问题
I have a folder which have multiple subfolders and images, and I want use Baidu OCR to extract texts in images files in for each subfolders and write to one excel (need split contents) file for each subfolder named by subfolders name:
folder
        \ sub1\file0.jpg
        \ sub1\file1.jpg
        \ sub1\file2.png
        .
        .
        .
        \ sub2\xxx.png
        \ sub2\yyy.jpg
        \ sub2\zzz.png
        .
        .
        .
Expected results:
folder
        \ sub1\file0.jpg
        \ sub1\file1.jpg
        \ sub1\file2.png
        \ sub1\sub1.xlsx
        .
        .
        .
        \ sub2\xxx.png
        \ sub2\yyy.jpg
        \ sub2\zzz.png
        \ sub2\sub2.xlsx
        .
        .
        .
Here is what I have tried but I don't know how to realize the whole process. Please share your insights and ideas. Thanks.

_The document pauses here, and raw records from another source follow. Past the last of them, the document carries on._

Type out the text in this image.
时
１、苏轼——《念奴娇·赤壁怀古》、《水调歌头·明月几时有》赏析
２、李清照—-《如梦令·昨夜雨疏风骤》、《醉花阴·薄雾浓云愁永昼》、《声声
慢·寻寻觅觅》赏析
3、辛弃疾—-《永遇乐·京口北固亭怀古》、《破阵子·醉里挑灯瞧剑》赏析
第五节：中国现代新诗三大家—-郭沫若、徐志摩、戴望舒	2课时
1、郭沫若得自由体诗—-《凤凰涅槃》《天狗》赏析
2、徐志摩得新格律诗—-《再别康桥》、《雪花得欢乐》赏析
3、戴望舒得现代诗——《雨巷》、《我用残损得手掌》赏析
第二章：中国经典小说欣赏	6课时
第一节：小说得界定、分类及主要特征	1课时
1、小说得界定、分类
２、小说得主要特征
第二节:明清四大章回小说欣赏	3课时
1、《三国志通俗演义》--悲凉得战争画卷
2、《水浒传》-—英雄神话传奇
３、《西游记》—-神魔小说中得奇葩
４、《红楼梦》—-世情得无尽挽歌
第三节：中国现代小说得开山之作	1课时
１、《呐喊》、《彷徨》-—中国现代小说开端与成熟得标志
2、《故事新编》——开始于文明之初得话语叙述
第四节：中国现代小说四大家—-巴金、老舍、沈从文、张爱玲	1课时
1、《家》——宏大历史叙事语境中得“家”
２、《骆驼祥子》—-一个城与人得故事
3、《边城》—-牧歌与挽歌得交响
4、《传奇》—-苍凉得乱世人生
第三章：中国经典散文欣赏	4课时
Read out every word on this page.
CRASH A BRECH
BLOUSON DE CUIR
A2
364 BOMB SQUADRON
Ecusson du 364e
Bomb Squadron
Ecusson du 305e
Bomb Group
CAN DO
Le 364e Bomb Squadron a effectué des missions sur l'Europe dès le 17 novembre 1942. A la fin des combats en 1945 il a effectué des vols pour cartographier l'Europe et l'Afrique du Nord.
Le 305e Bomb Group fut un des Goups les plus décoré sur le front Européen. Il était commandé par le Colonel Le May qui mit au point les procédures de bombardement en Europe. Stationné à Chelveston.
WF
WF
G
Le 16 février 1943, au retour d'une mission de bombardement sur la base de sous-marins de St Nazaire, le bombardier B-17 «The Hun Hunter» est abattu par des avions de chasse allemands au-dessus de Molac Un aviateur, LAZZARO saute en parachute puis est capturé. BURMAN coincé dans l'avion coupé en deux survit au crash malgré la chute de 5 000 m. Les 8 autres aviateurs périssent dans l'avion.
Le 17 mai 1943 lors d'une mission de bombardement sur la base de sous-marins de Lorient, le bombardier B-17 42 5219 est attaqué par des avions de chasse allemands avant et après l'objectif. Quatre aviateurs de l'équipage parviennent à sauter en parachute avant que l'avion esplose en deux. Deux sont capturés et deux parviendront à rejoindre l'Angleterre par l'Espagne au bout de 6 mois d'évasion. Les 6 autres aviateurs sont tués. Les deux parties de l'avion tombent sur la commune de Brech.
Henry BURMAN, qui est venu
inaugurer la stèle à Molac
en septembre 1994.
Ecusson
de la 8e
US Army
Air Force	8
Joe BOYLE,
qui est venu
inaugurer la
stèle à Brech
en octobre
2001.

Step1: iterate all subfolders and image files:
import os
dir_name = "D:/folder"     
for root, dirs, files in os.walk(dir_name, topdown=False):
    for file in files:
        print(file)
        print(root)
        print(dirs)
Step 2: OCR one image
from aip import AipOcr
APP_ID = '<APP_ID>'
API_KEY = '<APP_KEY>'
SECRET_KEY = '<APP_SECRET>'
aipOcr = AipOcr(APP_ID, API_KEY, SECRET_KEY)
filePath = "test.jpg"
def get_file_content(filePath):
    with open(filePath, 'rb') as fp:
        return fp.read()
options = {
    'detect_direction': 'true',
    'language_type': 'CHN_ENG',
    'recognize_granularity': 'big',
    'vertexes_location': 'true',
    #'probability': 'true',
    #'detect_language': 'true'
}
result = aipOcr.basicAccurate(get_file_content(filePath), options)
print(result)
df = DataFrame(result)
writer = ExcelWriter('test.xlsx')
df.to_excel(writer, index = False)
writer.save()
Step3: write an excel file for each subfolder (thanks to @Florian H)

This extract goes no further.